DASLEAH- Like we need cash to do that. That's what bolters are there for!
TZAPHIEL- Well, that just leaves the third option.
ARGRATH- Which is?
TZAPHIEL- We blow it all on an elaborate two-month long holiday, somewhere nice, hot and sunny.
GABRIEL- Yay! The Bolter and Chainsword boys are going to Paraguay!
*Long silence*
DASLEAH- Maybe not. How about New Zealand? New Zealand is awesome. It's probably the best place in the world. Actually, I'd have to say New Zealand is the best place in the Universe. Yep, I'm pretty sure New Zealand is actually God's finest work on this world, if not in the entire Universe. Ever.
TZAPHIEL- *arms folded across chest* A little biased, aren't we Dasleah?
DASLEAH- *mumbles* Yes.
ARGRATH- Maybe we shouldn't go somewhere hot and sunny. I'll fester and attract flies, and that's just plain inconvenient.
GABRIEL- Coughcough PARAGUAY coughcough...
TZAPHIEL, DASLEAH, ARGRATH- WE'RE NOT GOING TO PARAGUAY!!!
GABRIEL- *muttering* Hate you all so much... spoiling my life-long dream...
DASLEAH- Hmmm... where could we go which isn't too hot and sunny, but is generally nice and has a lot to offer young, handsome and extremely gullible tourists who also happen to be dark, psychopathic followers of the Ruinous Powers?
GABRIEL- *shrugs* London?
ARGRATH- What sort of show would this be if we had a special episode set in London?
TZAPHIEL- Yeah, and we all know that if we went to London for a special episode that is set in London, two of us would only end up sleeping with each other and eventually end up sharing an apartment and sparking off an on-screen love that would create obsession in thousands of gormless viewers.
DASLEAH- Coughcough RIPOFF coughcough OF FRIENDS coughcough...

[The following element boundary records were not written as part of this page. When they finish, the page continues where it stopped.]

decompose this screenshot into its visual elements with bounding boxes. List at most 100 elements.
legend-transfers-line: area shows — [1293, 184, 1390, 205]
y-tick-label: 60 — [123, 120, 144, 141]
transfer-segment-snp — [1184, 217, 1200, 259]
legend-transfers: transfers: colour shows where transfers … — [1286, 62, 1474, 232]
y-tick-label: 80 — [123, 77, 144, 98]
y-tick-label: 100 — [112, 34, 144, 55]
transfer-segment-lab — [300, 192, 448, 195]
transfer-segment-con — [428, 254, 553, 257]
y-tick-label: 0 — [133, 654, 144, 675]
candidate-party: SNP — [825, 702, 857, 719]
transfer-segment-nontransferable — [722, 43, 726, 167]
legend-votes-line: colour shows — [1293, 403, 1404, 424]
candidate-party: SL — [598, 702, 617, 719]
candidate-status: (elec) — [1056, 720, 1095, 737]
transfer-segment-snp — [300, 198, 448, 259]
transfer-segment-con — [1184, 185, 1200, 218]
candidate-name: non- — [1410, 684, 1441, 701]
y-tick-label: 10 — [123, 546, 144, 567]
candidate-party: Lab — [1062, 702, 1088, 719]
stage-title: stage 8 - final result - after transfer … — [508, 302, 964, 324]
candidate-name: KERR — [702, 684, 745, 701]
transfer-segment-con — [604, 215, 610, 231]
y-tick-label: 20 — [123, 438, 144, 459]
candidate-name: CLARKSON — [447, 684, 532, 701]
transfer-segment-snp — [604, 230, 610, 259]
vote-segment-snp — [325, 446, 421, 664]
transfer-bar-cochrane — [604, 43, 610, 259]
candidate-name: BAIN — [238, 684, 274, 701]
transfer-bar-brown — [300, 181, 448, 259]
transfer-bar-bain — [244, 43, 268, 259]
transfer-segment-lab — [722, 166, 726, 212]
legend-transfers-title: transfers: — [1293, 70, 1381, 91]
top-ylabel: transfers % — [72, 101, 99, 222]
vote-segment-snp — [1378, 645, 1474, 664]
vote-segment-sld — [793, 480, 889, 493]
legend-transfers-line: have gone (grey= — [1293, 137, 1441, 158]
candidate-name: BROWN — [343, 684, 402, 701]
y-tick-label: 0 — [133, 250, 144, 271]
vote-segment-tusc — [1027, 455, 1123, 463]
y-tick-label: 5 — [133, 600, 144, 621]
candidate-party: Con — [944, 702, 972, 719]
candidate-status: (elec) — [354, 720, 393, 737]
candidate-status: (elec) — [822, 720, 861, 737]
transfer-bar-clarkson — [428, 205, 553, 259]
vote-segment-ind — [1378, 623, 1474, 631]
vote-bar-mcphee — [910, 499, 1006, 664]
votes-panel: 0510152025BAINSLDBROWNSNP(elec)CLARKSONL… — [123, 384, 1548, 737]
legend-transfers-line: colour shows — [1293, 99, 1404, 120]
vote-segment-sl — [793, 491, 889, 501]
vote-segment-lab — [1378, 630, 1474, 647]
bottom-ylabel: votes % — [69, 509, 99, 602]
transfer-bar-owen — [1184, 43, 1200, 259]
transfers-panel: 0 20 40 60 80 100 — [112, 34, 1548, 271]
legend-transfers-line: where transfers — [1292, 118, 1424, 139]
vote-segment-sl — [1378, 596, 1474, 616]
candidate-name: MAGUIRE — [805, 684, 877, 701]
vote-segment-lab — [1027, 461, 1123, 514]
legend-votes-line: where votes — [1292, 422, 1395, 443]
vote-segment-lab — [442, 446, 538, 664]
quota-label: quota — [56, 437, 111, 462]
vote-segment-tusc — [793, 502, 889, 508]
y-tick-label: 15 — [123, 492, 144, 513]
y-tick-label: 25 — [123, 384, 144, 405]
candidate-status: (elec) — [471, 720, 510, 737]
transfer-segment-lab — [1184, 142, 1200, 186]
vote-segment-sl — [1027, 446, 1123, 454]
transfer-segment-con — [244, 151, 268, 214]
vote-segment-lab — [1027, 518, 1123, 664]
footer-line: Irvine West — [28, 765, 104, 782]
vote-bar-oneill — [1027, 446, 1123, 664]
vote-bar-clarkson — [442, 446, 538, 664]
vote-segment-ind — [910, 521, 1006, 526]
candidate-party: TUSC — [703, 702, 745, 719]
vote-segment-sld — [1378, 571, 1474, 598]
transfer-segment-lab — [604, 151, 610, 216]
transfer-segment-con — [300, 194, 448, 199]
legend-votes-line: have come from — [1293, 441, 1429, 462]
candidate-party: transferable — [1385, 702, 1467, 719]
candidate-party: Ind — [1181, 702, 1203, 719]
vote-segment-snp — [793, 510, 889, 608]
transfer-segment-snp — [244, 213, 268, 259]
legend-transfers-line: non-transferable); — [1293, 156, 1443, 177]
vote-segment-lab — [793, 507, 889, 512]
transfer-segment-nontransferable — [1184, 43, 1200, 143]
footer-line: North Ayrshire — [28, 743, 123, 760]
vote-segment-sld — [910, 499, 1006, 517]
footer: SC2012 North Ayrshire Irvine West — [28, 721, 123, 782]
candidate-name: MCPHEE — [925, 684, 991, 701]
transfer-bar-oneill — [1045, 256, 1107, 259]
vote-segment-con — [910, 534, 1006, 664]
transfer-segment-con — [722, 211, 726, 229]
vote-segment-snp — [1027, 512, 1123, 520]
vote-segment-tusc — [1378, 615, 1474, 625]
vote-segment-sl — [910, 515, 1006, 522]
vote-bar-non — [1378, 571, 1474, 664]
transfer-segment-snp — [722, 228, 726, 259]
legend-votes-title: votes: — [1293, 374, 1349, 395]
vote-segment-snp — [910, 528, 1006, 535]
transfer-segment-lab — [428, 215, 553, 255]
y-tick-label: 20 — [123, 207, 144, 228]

ARGRATH- Did you say something Das'?
DASLEAH- Yes. Yes I did.
ARGRATH- Care to tell me?
DASLEAH- Not particulary.
TZAPHIEL- Okay, it's settled! The Bolter and Chainsword boys are going to-
GABRIEL- *interrupting* JERUSALEM!
*Tzaphiel screams with frustration and chases Gabriel around the apartment, trying to beat him to death with a courgette*
DASLEAH- So, Argy... you're a Brit... what's London like?
ARGRATH- Don't ask. Just... DON'T.

Will the Rivals enjoy London? Will the Traitors follow them? Will Kharn ever get his stuff back? Will Fabius ever regain consciousness? Will Tzaphiel kill something? Find out in the next episode of "Traitors"!